About

History

Pyzor initially started out to be merely a Python implementation of Razor, but due to the protocol and the fact that Razor’s server is not Open Source or software libre, Frank Tobin decided to implement Pyzor with a new protocol and release the entire system as Open Source and software libre.

Protocol

The central premise of Pyzor is that it converts an email message to a short digest that uniquely identifies the message.

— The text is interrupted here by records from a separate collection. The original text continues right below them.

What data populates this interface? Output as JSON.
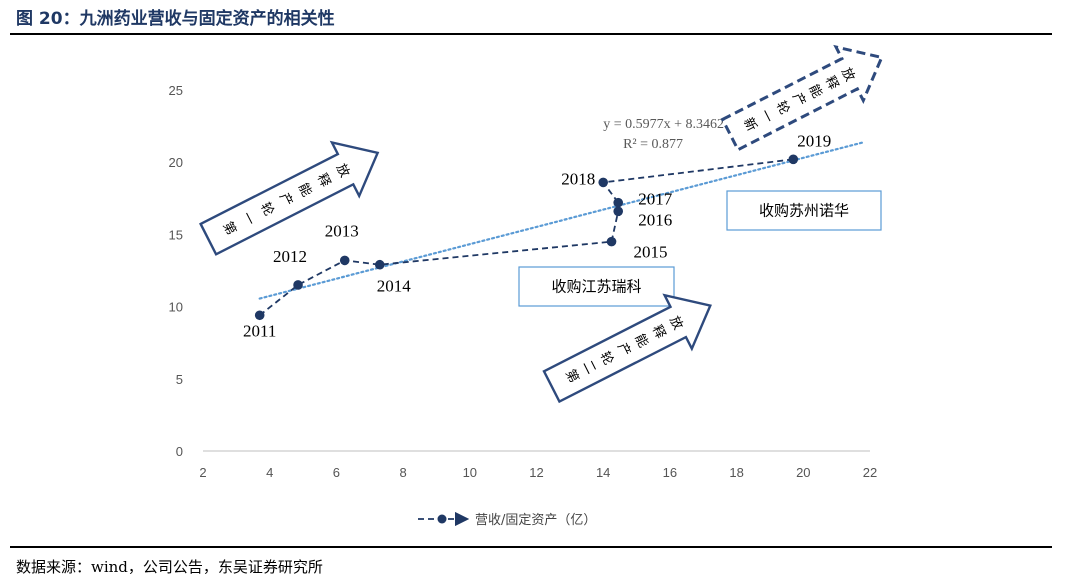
{
  "title": "图 20：九洲药业营收与固定资产的相关性",
  "source": "数据来源：wind，公司公告，东吴证券研究所",
  "chart_data": {
    "type": "scatter",
    "xlim": [
      2,
      22
    ],
    "ylim": [
      0,
      25
    ],
    "x_ticks": [
      2,
      4,
      6,
      8,
      10,
      12,
      14,
      16,
      18,
      20,
      22
    ],
    "y_ticks": [
      0,
      5,
      10,
      15,
      20,
      25
    ],
    "legend": "bottom-center",
    "grid": false,
    "series": [
      {
        "name": "营收/固定资产（亿）",
        "color": "#1f3864",
        "points": [
          {
            "x": 3.7,
            "y": 9.4,
            "label": "2011"
          },
          {
            "x": 4.85,
            "y": 11.5,
            "label": "2012"
          },
          {
            "x": 6.25,
            "y": 13.2,
            "label": "2013"
          },
          {
            "x": 7.3,
            "y": 12.9,
            "label": "2014"
          },
          {
            "x": 14.25,
            "y": 14.5,
            "label": "2015"
          },
          {
            "x": 14.45,
            "y": 16.6,
            "label": "2016"
          },
          {
            "x": 14.45,
            "y": 17.2,
            "label": "2017"
          },
          {
            "x": 14.0,
            "y": 18.6,
            "label": "2018"
          },
          {
            "x": 19.7,
            "y": 20.2,
            "label": "2019"
          }
        ]
      }
    ],
    "trendline": {
      "equation": "y = 0.5977x + 8.3462",
      "r2": "R² = 0.877",
      "slope": 0.5977,
      "intercept": 8.3462,
      "x_range": [
        3.7,
        21.8
      ],
      "color": "#5b9bd5"
    },
    "annotations": {
      "box1": "收购江苏瑞科",
      "box2": "收购苏州诺华",
      "arrow1": [
        "第",
        "一",
        "轮",
        "产",
        "能",
        "释",
        "放"
      ],
      "arrow2": [
        "第",
        "二",
        "轮",
        "产",
        "能",
        "释",
        "放"
      ],
      "arrow3": [
        "新",
        "一",
        "轮",
        "产",
        "能",
        "释",
        "放"
      ]
    }
  }
}
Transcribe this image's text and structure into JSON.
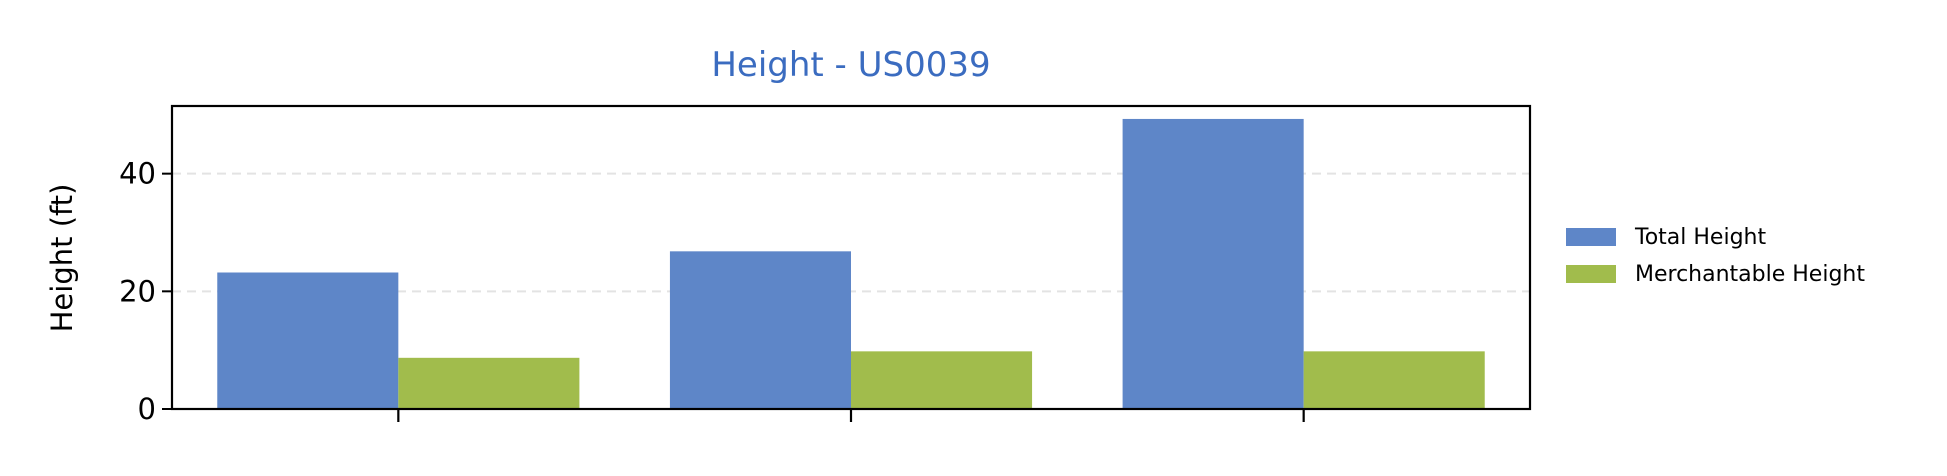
{
  "chart_data": {
    "type": "bar",
    "title": "Height - US0039",
    "xlabel": "",
    "ylabel": "Height (ft)",
    "categories": [
      "",
      "",
      ""
    ],
    "ylim": [
      0,
      51.5
    ],
    "yticks": [
      0,
      20,
      40
    ],
    "ytick_labels": [
      "0",
      "20",
      "40"
    ],
    "grid": "y-dashed",
    "legend_position": "right",
    "series": [
      {
        "name": "Total Height",
        "color": "#5e86c8",
        "values": [
          23.2,
          26.8,
          49.3
        ]
      },
      {
        "name": "Merchantable Height",
        "color": "#a1bc4c",
        "values": [
          8.7,
          9.8,
          9.8
        ]
      }
    ],
    "title_color": "#3b6cc0"
  }
}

Simply hashing the entire message is an ineffective method of generating a digest, because message headers will differ when the content does not, and because spammers will often try to make a message unique by injecting random/unrelated text into their messages.

To generate a digest, the 2.0 version of the Pyzor protocol:

  • Discards all message headers.
  • If the message is greater than 4 lines in length:
  • Discards the first 20% of the message.
  • Uses the next 3 lines.
  • Discards the next 40% of the message.
  • Uses the next 3 lines.
  • Discards the remainder of the message.
  • Removes any ‘words’ (sequences of characters separated by whitespace) that are 10 or more characters long.
  • Removes anything that looks like an email address (X@Y).
  • Removes anything that looks like a URL.
  • Removes anything that looks like HTML tags.
  • Removes any whitespace.
  • Discards any lines that are fewer than 8 characters in length.

This is intended as an easy-to-understand explanation, rather than a technical one.